# Two independent events

https://arbital.com/p/two_independent_events

by Tsvi BT Jun 15 2016 updated Jun 16 2016

What do [a pair of dice], [a pair of coins], and [a pair of people on opposite sides of the planet] all have in common?

$$\newcommand{\bP}{\mathbb{P}}$$

[summary: $$\newcommand{\bP}{\mathbb{P}}$$ We say that two [event_probability events], $A$ and $B$, are independent when learning that $A$ has occurred does not change your probability that $B$ occurs. That is, $\bP(B \mid A) = \bP(B)$. Another way to state independence is that $\bP(A,B) = \bP(A) \bP(B)$. ]

We say that two [event_probability events], $A$ and $B$, are independent when learning that $A$ has occurred does not change your probability that $B$ occurs.
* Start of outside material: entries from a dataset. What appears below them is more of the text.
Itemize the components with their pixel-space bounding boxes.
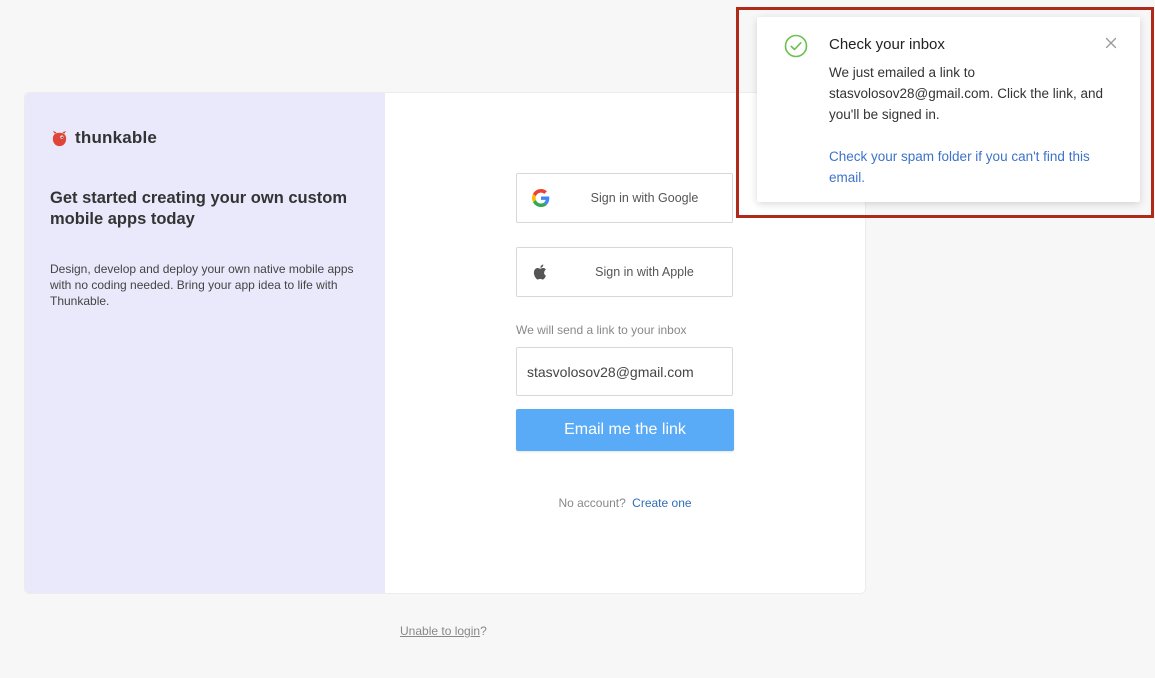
- email-input[interactable]: [516, 347, 733, 396]
- email-link-button[interactable]: Email me the link: [516, 409, 734, 451]
- login-page: thunkable Get started creating your own …: [0, 0, 1155, 678]
- spam-folder-link[interactable]: Check your spam folder if you can't find…: [829, 146, 1119, 188]
- brand-logo: thunkable: [50, 128, 157, 148]
- apple-signin-button[interactable]: Sign in with Apple: [516, 247, 733, 297]
- thunkable-logo-icon: [52, 130, 67, 146]
- google-icon: [532, 189, 550, 207]
- intro-description: Design, develop and deploy your own nati…: [50, 262, 354, 308]
- no-account-text: No account?: [558, 496, 626, 510]
- google-signin-label: Sign in with Google: [590, 191, 699, 205]
- intro-headline: Get started creating your own custom mob…: [50, 189, 348, 228]
- google-signin-button[interactable]: Sign in with Google: [516, 173, 733, 223]
- toast-body: We just emailed a link to stasvolosov28@…: [829, 65, 1104, 122]
- toast-title: Check your inbox: [829, 36, 945, 53]
- signup-row: No account? Create one: [516, 496, 734, 510]
- inbox-toast: Check your inbox We just emailed a link …: [757, 17, 1140, 202]
- create-account-link[interactable]: Create one: [632, 496, 691, 510]
- apple-icon: [533, 264, 546, 280]
- apple-signin-label: Sign in with Apple: [595, 265, 694, 279]
- email-hint: We will send a link to your inbox: [516, 323, 687, 337]
- brand-name: thunkable: [75, 128, 158, 147]
- intro-panel: thunkable Get started creating your own …: [25, 93, 385, 593]
- close-icon[interactable]: [1102, 34, 1120, 52]
- unable-to-login: Unable to login?: [400, 624, 487, 638]
- unable-to-login-suffix: ?: [480, 624, 487, 638]
- unable-to-login-link[interactable]: Unable to login: [400, 624, 480, 638]
- check-circle-icon: [784, 34, 808, 58]
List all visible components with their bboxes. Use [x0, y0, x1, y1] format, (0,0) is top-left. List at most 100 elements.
That is, $\bP(B \mid A) = \bP(B)$. Equivalently, $A$ and $B$ are independent if $\bP(A)$ doesn't change if you condition on $B$: $\bP(A \mid B) = \bP(A)$.

Another way to state independence is that $\bP(A,B) = \bP(A) \bP(B)$.

All these definitions are equivalent:

$$\bP(A,B) = \bP(A)\; \bP(B \mid A)$$

by the [chain_rule_probability chain rule], so

$$\bP(A,B) = \bP(A)\; \bP(B)\;\; \Leftrightarrow \;\; \bP(A)\; \bP(B \mid A) = \bP(A)\; \bP(B) \ ,$$

and similarly for $\bP(B)\; \bP(A \mid B)$.